The opening night of the very first GDIF back in 1996 blazed a trail for the soon to be completed DLR extension under the Thames, by presenting a cross river event in Cutty Sark Gardens and Island Gardens. In the following year, the last Commander of the Royal Naval College, the late and much missed, Jonathan Maughan, gave permission for us to open the gates at the RNC to an outdoor dance programme from Barcelona, which saw audiences amazed as they wandered into the stunning Queen Mary and King William courtyards which had been shut off to the public for three hundred years.
In our early days, an annual youth arts apprenticeship scheme called Gallery 37 took over Dial Arch Square in the Royal Arsenal offering 100 young people paid summer jobs in the arts. Then there was Take Me To The River, which took audiences by boat from the Painted Hall in Greenwich via Canary Wharf to the roof of the Queen Elizabeth Hall at the Southbank Centre. And of course, who could forget the very first sighting of Compagnie Off’s crimson giraffes, crossing the Green Bridge at Mile End Park or more recently, the experience of encountering Rara Woulib’s cast of Haitian ghosts and musicians dancing across the Halfpenny Hatch across Deptford Creek?
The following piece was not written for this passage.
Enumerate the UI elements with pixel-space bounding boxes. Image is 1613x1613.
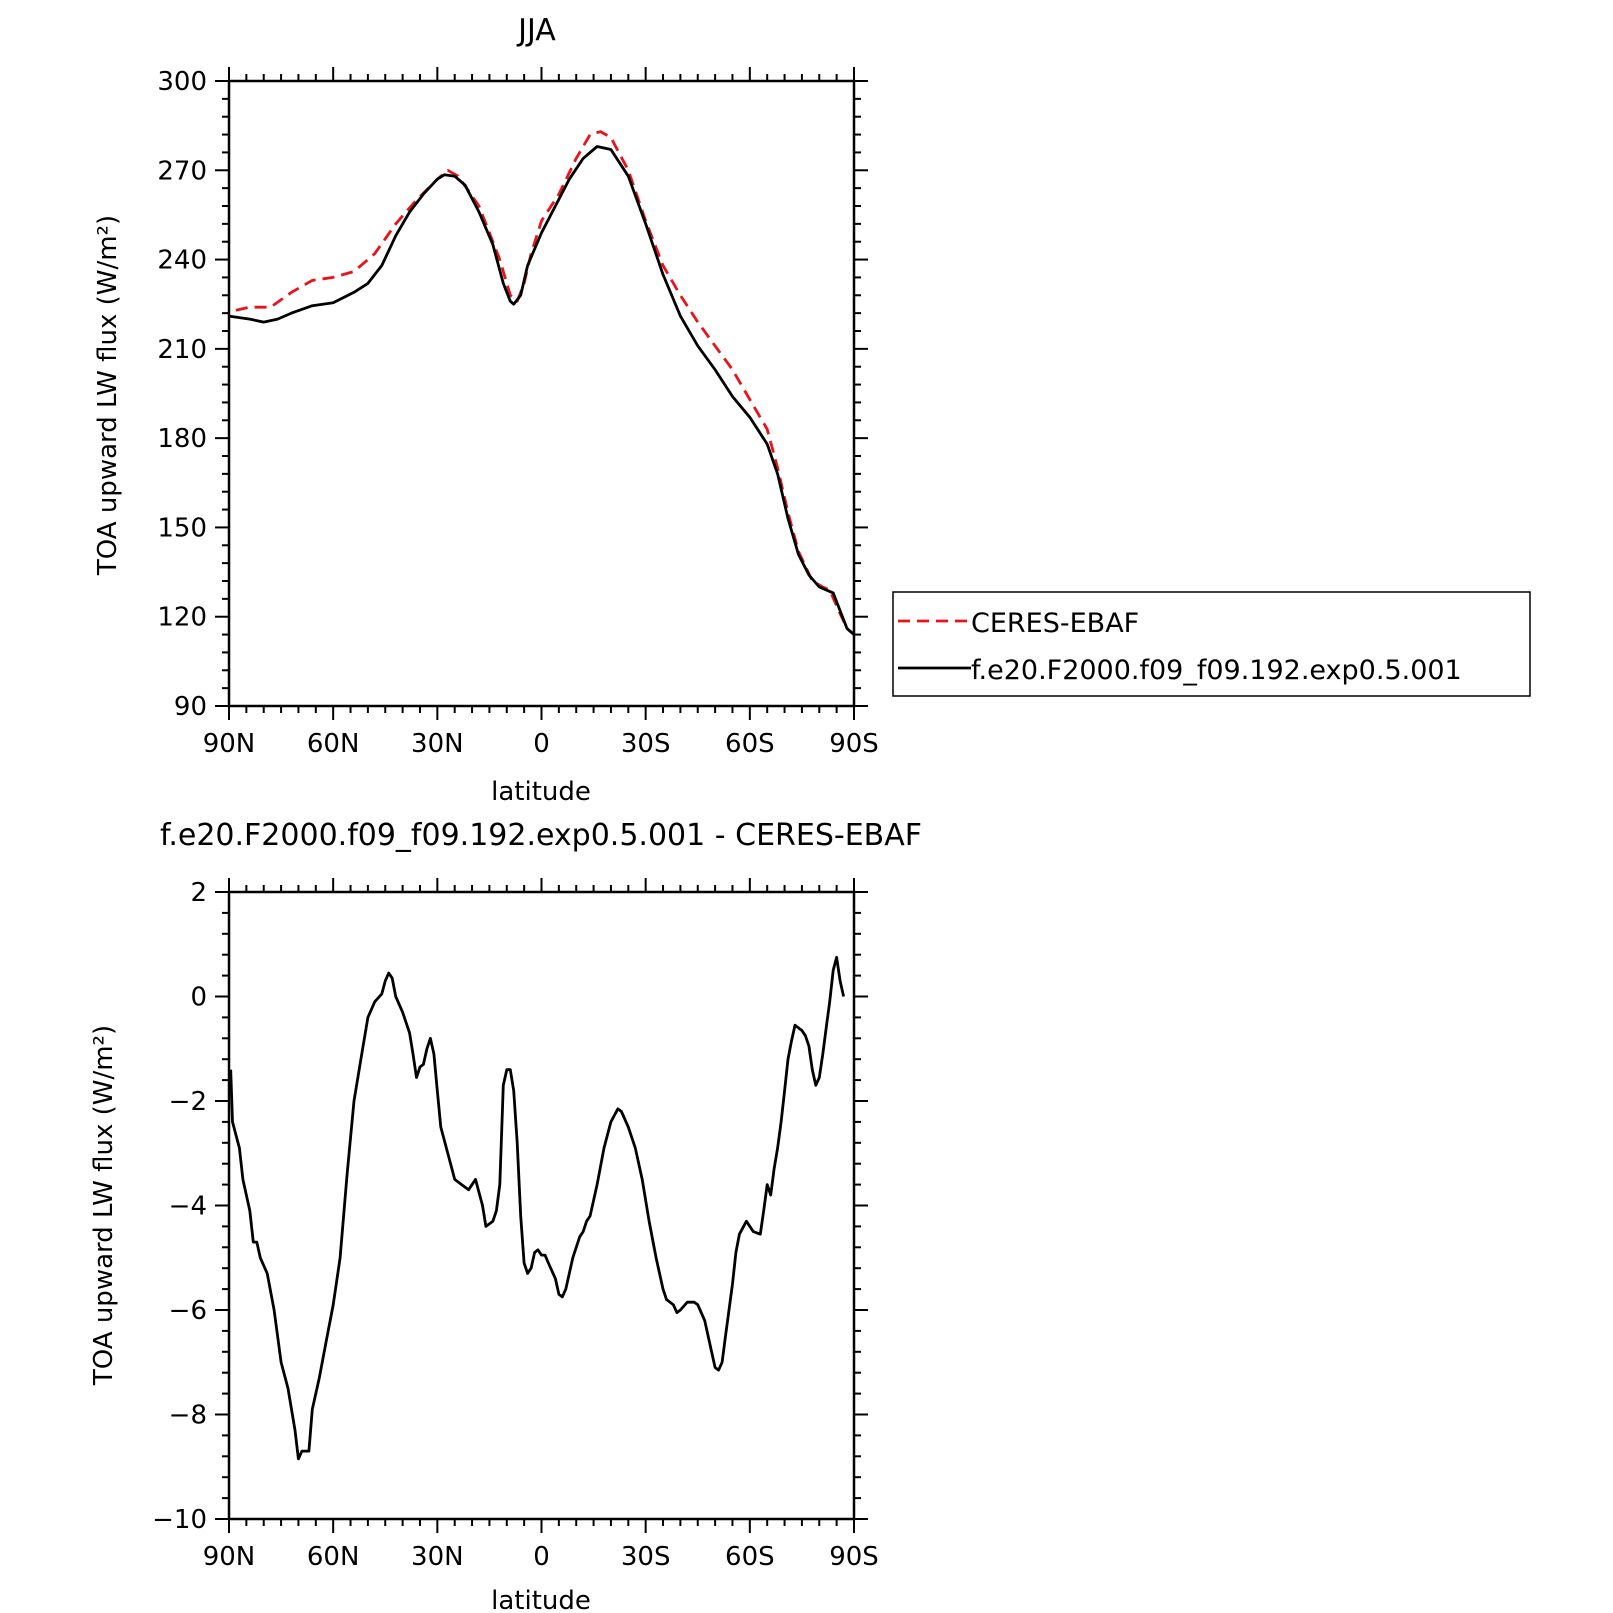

The wider story of outdoor arts over the last twenty years has certainly been a fascinating one, which owes much to artists and companies from even further back, who prepared the ground with their pioneering work. There was of course John Fox and the astonishing large scale work created by Welfare State; Hilary Westlake, who with Lumiere and Son, created innovative and thought provoking outdoor productions, sometimes with casts of hundreds; the unforgettable musical and environmental interventions created Bow Gamelan Ensemble, who I remember seeing unleash gallons of foam onto Three Mills Green one year; and then there was Moti Roti, who flew giant costumes over Paddington Basin as part of the LIFT festival back in the early 1990’s.
The inspiration of these companies are very much still with us in 2016 and thanks to support from the Arts Council, there has been something of a renaissance in outdoor work in recent years. Whilst everyone relishes the quality and ambition of international companies (think feathers in Piccadilly Circus and an elephant in the mall), there’s an ever increasing body of exciting British outdoor artists creating wonderful productions at various scales. Many companies are now achieving recognition and success; touring not only in the UK but internationally. Earlier this year, I saw Tilted Productions’, eloquent and elegiac production of Belonging(s) at Brighton Festival, which used the simplest and most beautiful of scenic ideas (cardboard and vinyl) to devastating effect – the production has been co-produced and is also touring in France. Wired Aerial Theatre has also been one of the success stories of British outdoor theatre, with their production As the World Tipped which not only continues to tour successfully in this country, but has become hugely in demand across the world.
But there are lots of artists and companies who deserve to be better known and one of the things that I most love about GDIF is our annual Greenwich Fair event, which this year takes place on 25 and 26 June. Here we present a wide range of small and medium scale shows across Greenwich Town Centre: it’s a chance to really dive into a whole feast of the latest UK and international outdoor arts productions on a single weekend. Constructed as a festival within a festival, it brings together not only the companies who are appearing in the programme, but also a gathering of the wider outdoor arts world, who come along to network, pitch their ideas and enjoy a drink in the convivial setting or Royal Maritime Greenwich.
This year it will also be our 21st birthday party so why not come along and celebrate; not just the miracle of surviving for 21 years as a free outdoor festival but also to savour the very best of free outdoor theatre.
By Bradley Hemmings, artistic director of the GDIF
Greenwich and Docklands International Festival runs from 24 June to 2 July.